Nobody expects the apathetic critic to do anything but criticize. Nobody expects Bill Maher to do good and purposeful things with his life. He gets 24-7 access to cable television to blast believers just because he’s witty.

He’s entertaining.

He makes a sport of ridiculing Christian women and Christian men.

As long as you can couch a put-down in humor, and as long as that put-down is directed toward evangelicals, the world laughs with you.

I’m not going to lie to you. My feelings get hurt when people criticize me for living out a public faith. Shoot, my feelings get hurt when people criticize me period. I can act all I-don’t-carish on the outside but on the inside I’m still that girl who wants to make people proud. I especially want to make God proud. My grandmothers set a high mark for the rest of the women and men in our families.

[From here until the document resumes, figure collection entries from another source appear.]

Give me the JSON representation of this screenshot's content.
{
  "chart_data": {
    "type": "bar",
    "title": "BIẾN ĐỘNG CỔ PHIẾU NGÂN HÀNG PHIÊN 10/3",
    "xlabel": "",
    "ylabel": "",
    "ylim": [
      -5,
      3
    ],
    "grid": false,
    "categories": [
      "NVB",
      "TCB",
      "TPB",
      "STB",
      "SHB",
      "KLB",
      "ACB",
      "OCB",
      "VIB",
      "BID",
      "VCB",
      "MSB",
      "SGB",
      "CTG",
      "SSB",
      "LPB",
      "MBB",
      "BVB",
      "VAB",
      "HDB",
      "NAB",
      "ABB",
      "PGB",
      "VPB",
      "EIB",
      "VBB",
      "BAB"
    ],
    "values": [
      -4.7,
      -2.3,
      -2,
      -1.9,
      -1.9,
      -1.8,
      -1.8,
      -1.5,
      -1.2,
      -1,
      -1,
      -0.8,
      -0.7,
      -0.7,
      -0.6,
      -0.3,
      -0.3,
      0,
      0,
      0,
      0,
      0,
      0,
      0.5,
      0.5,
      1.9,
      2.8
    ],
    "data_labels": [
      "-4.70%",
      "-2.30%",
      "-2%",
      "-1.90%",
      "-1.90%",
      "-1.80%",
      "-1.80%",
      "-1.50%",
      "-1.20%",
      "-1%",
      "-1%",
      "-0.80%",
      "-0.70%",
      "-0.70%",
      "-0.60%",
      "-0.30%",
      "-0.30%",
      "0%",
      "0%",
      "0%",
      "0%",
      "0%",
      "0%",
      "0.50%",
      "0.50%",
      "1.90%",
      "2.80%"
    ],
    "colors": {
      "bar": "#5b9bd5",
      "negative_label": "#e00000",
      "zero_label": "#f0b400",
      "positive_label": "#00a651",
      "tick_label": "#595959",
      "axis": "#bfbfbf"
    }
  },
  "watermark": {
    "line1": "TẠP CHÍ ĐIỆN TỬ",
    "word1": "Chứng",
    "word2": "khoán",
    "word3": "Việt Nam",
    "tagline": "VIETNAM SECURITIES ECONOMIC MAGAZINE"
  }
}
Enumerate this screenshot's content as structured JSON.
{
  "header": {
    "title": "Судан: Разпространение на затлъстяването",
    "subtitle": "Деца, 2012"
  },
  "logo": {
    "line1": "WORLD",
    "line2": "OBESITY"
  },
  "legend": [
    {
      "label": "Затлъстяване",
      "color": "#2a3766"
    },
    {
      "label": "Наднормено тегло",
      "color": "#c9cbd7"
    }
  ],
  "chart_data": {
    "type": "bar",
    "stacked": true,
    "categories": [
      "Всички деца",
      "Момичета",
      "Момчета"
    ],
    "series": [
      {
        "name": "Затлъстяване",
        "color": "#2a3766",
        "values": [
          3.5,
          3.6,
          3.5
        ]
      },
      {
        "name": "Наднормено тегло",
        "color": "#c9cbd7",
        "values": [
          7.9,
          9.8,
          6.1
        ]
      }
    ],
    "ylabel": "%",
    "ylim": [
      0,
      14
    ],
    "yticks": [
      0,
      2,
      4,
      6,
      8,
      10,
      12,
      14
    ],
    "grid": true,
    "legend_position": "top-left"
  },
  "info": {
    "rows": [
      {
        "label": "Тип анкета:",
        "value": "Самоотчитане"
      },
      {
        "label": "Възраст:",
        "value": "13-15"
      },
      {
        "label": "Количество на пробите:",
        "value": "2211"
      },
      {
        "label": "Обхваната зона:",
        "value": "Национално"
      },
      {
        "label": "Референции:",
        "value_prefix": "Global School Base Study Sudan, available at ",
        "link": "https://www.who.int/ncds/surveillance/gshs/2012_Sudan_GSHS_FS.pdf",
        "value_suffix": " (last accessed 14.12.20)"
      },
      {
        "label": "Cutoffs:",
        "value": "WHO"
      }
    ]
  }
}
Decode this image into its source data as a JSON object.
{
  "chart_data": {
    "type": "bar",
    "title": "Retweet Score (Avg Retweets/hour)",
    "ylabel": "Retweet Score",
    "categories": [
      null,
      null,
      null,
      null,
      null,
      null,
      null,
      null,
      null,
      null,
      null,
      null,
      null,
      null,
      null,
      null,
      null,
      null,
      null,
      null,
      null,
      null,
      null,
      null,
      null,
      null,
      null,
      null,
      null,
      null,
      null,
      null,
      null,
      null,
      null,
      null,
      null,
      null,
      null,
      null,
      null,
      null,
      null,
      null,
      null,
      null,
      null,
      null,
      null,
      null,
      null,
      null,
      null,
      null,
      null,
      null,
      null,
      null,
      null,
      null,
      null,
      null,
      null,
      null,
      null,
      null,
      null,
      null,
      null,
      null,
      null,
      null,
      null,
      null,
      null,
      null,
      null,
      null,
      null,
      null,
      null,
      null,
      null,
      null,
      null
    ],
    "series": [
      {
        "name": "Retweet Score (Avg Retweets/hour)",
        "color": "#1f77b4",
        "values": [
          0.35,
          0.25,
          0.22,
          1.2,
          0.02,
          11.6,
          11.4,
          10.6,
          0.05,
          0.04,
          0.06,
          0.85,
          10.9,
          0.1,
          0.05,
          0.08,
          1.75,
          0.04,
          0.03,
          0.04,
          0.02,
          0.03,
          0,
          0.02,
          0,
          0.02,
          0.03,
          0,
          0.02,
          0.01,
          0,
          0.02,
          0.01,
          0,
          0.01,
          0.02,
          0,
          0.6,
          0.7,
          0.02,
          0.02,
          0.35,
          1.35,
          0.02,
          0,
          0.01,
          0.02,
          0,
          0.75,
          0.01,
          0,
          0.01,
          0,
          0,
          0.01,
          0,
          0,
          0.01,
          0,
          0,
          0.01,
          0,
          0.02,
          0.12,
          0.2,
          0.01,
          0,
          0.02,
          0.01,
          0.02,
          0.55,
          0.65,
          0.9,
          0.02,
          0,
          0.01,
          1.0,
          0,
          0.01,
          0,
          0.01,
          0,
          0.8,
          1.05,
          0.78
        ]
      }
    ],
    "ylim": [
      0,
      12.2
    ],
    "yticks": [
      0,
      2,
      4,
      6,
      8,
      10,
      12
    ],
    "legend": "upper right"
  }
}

But then again, like my grandmothers, like L’Engle, I already know miracle.

I know miracle.

And I’m a woman of faith because in order to have a miracle there has to be a miracle-worker.

A Creator God.

And it’s notes like the one I received late last night that affirm the miraculous I already know:

 

Ms. Zacharias:
I just finished reading “A Silence of Mockingbirds” and I felt “compelled” to tell you how very much “Karly” reminds me of myself, as a little girl.I was emotionally,physically and sexually abused and my mother knew it was happening but had her own reasons for allowing it to go on, until I got 14-15 , ran away and for many years I messed up my life and many others before I found a true friend that loved me,”Just as I am!” JESUS! I am now 80 years old, still loving Jesus and I still have vivid memories of that abuse.Karly now rests in the arms of JESUS. GOD Bless you.
#
The note came from a Christian woman, and I mean that as a compliment, the highest of regards. She is a miracle in flesh-and-blood-and-tears. What about you? Do you already know miracle?